A TOWN in Germany wants to form a link with Malmesbury because it was founded by a monk from the abbey more than 1275 years ago.

Bad Hersfeld in Hesse, still holds a festival every October to celebrate St Lullus, who left the Benedictine monastery in the 730s and began a mission to convert the German tribes to Christianity.

In contrast to Eilmer the flying monk, he has virtually been forgotten back home in Malmesbury.

Economist and keen historian Dr Sigmar Gleiser decided to it was time to try to revive a previous attempt at twinning 25 years ago, when he visited the UK last summer and discovered a reference to Lullus in a town brochure.

Now both towns are looking at forming a friendship.

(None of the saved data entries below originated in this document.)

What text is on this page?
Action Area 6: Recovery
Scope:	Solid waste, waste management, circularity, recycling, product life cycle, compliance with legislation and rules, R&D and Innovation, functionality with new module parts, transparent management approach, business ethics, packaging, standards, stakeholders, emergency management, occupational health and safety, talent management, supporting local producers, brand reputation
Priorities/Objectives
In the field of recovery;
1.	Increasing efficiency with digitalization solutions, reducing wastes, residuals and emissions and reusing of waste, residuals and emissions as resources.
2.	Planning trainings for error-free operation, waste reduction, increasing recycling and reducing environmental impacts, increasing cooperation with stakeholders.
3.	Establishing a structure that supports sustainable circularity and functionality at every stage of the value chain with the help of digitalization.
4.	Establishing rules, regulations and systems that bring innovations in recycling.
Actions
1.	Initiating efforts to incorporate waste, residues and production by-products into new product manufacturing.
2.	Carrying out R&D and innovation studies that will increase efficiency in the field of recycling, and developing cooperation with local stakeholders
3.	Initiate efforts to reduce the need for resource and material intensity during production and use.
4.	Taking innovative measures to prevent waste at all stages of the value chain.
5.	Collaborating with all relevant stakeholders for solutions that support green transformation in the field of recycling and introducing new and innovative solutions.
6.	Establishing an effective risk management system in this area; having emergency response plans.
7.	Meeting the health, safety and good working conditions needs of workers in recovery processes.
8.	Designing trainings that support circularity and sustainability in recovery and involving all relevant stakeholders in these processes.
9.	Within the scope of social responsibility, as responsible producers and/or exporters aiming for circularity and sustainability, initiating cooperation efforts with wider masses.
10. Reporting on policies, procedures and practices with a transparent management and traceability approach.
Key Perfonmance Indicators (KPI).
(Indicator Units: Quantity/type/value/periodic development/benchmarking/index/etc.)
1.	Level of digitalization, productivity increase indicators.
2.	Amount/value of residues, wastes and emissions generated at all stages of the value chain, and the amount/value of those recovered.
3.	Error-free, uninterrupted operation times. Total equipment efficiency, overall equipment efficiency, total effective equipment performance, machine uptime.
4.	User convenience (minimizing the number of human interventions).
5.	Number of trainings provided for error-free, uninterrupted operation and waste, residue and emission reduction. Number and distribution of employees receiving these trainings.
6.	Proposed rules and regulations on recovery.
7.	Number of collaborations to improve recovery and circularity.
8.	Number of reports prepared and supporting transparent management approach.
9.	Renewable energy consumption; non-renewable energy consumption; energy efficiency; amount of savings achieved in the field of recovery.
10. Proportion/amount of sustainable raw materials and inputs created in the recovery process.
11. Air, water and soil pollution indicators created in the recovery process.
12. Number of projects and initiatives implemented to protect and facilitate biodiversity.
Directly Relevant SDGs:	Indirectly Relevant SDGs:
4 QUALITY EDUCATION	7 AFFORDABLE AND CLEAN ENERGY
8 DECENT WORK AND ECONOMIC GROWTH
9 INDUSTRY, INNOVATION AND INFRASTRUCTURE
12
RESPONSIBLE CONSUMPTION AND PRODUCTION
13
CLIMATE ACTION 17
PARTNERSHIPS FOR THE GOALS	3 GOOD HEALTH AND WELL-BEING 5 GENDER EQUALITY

Malmesbury historian Cllr Charles Vernon, who has been in contact with Dr Gleiser, explained there was a problem with an official twinning because Malmesbury already has German twin, Niebull.

“But there is interest in forming a link,” he said. “And it has been taken to the twinning association.”

Lullus was made the first regular archbishop of Mainz by Pope Hadrian I and died five years later in 786 in Hersfeld Abbey. He was canonised in 852.

Bad Hersfeld, which has a population of more than 30,000, is famous in Germany for its annual Bad Hersfeld Festival held in the ruins of its abbey since 1951.

It has also staged Lullusfest, the oldest folk festival in Germany, since 852.

The town was fought over and the abbey destroyed in 1761 during the Seven Years War. In 1945 it was saved from destruction when two officers who had been prisoners of war guaranteed a peaceful hand over to the Americans.